Jan Focke und Rainer Bogunski sind befreundet. Es ist eine schöne Freundschaft voller Seele. Eine Künstlerfreundschaft, wie sie heutzutage selten zu finden ist. Ohne Neid, Missgunst, voller Respekt vor der Arbeit des Anderen. Zwei Künstler, deren Arbeiten nicht unterschiedlicher sein können, stellen zusammen aus.

Die Original Rottersdorfer Blaskapelle spielt das Steigerlied. Das kracht. Ein origineller Auftakt.

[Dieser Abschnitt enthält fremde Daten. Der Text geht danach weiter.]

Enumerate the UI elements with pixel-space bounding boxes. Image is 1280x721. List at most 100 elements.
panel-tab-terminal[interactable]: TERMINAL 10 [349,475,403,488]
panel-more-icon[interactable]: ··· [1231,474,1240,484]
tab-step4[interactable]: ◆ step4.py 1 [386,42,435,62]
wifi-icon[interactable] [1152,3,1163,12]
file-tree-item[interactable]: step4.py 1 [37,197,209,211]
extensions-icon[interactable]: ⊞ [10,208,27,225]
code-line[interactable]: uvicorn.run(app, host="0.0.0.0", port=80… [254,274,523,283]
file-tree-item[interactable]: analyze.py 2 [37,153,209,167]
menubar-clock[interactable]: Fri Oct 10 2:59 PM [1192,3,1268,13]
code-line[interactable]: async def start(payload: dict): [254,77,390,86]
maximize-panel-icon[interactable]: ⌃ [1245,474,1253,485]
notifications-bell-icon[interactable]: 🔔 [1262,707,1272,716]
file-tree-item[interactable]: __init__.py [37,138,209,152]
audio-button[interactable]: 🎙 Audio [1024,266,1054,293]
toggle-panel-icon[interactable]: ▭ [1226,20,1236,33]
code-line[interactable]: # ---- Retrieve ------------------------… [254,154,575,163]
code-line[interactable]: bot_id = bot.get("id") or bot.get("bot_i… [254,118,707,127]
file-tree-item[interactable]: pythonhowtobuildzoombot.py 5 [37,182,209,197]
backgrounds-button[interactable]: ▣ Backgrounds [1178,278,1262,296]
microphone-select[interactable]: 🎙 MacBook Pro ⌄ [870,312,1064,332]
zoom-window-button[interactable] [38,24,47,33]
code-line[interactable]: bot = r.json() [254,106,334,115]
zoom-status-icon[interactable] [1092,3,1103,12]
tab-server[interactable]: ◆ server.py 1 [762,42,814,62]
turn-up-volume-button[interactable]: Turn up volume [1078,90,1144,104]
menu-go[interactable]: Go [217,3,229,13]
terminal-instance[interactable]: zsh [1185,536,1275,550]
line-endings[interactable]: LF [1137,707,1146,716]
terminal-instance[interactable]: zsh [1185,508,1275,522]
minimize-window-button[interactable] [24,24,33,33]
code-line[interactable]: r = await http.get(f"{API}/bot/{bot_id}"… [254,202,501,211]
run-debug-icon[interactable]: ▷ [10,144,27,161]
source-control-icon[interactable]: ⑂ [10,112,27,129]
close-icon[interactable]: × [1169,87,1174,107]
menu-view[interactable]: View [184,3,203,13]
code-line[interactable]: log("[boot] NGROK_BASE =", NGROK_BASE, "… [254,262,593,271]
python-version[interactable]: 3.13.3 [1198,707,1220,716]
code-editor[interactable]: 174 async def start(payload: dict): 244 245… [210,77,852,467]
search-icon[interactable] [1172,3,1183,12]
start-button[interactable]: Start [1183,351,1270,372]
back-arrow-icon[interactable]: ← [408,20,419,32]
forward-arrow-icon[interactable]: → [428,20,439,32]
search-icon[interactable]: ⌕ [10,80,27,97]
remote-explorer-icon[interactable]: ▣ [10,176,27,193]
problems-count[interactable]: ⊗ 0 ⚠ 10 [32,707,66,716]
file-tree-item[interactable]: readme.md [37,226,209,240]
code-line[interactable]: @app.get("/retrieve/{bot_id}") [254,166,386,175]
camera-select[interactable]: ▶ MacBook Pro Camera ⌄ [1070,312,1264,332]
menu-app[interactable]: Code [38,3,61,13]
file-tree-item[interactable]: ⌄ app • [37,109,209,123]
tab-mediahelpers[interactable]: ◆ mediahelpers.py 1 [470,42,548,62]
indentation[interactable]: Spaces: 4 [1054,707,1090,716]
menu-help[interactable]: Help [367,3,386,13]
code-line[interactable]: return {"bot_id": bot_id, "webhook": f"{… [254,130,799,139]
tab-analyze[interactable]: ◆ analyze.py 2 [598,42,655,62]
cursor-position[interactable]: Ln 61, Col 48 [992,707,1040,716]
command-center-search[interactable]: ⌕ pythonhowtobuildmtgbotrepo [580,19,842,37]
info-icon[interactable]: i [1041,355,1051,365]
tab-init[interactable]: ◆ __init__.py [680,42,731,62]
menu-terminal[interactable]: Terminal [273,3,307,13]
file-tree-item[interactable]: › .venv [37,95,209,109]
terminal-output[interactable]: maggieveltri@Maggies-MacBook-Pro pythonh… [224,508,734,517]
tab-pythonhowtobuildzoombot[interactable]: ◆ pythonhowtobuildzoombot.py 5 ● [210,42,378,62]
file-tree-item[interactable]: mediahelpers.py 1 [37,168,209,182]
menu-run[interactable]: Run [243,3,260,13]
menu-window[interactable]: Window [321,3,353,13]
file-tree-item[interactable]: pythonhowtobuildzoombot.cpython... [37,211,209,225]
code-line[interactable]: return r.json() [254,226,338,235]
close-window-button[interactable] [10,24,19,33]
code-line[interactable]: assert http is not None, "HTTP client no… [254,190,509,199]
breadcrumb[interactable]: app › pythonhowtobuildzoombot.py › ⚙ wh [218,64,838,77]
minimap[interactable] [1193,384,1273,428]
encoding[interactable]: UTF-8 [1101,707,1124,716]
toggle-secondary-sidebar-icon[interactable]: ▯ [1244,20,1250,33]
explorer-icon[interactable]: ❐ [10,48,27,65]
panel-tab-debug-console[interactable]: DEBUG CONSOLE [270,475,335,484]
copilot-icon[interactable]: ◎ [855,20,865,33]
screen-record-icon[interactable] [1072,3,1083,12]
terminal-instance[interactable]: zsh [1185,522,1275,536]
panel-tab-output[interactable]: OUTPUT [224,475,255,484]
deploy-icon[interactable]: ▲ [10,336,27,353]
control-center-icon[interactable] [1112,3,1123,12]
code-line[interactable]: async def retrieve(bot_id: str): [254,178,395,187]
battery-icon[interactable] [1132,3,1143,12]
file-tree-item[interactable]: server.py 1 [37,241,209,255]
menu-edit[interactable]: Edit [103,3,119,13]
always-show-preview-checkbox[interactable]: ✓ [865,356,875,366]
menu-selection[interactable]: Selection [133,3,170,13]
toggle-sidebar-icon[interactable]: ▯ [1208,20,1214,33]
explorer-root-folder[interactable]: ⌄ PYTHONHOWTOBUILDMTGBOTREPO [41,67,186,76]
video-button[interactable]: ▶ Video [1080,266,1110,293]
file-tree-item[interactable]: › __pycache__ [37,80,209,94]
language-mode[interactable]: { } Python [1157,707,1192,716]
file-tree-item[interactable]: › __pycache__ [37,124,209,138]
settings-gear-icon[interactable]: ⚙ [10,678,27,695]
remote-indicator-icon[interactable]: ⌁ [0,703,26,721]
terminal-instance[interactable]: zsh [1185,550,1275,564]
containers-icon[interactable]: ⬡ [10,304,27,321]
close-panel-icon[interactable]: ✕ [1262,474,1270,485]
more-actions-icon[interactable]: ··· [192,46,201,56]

Ein enger Freund, der Schauspieler Jochen Gehle, sagt zur Eröffnung in der Galerie Süd in der Sudenburger Feuerwache einige Worte und er singt das Steigerlied mit viel Gefühl, Anteilnahme und bebenden Lippen. Er sinniert über den Steiger als Metapher für den Künstler und über den Künstler als Metapher für den Steiger. Bourgunski fühlt sich wie ein Steiger. Er steigt in die lichtlosen Tiefen des Lebens, in den Stollen seiner Seele—sucht, findet und sondiert.

Er malt nicht, um zu zeigen, was er kann, sondern um zu zeigen, was er, der Künstler/Steiger, in der Zeche seines Herzens findet. Was für eine Freude.

FOCKE & BOGUNSKI, eine janusköpfige Ausstellung zweier Kunst-Charakterköpfe, nur noch zu sehen bis 1. März in der Magdeburger Galerie Süd.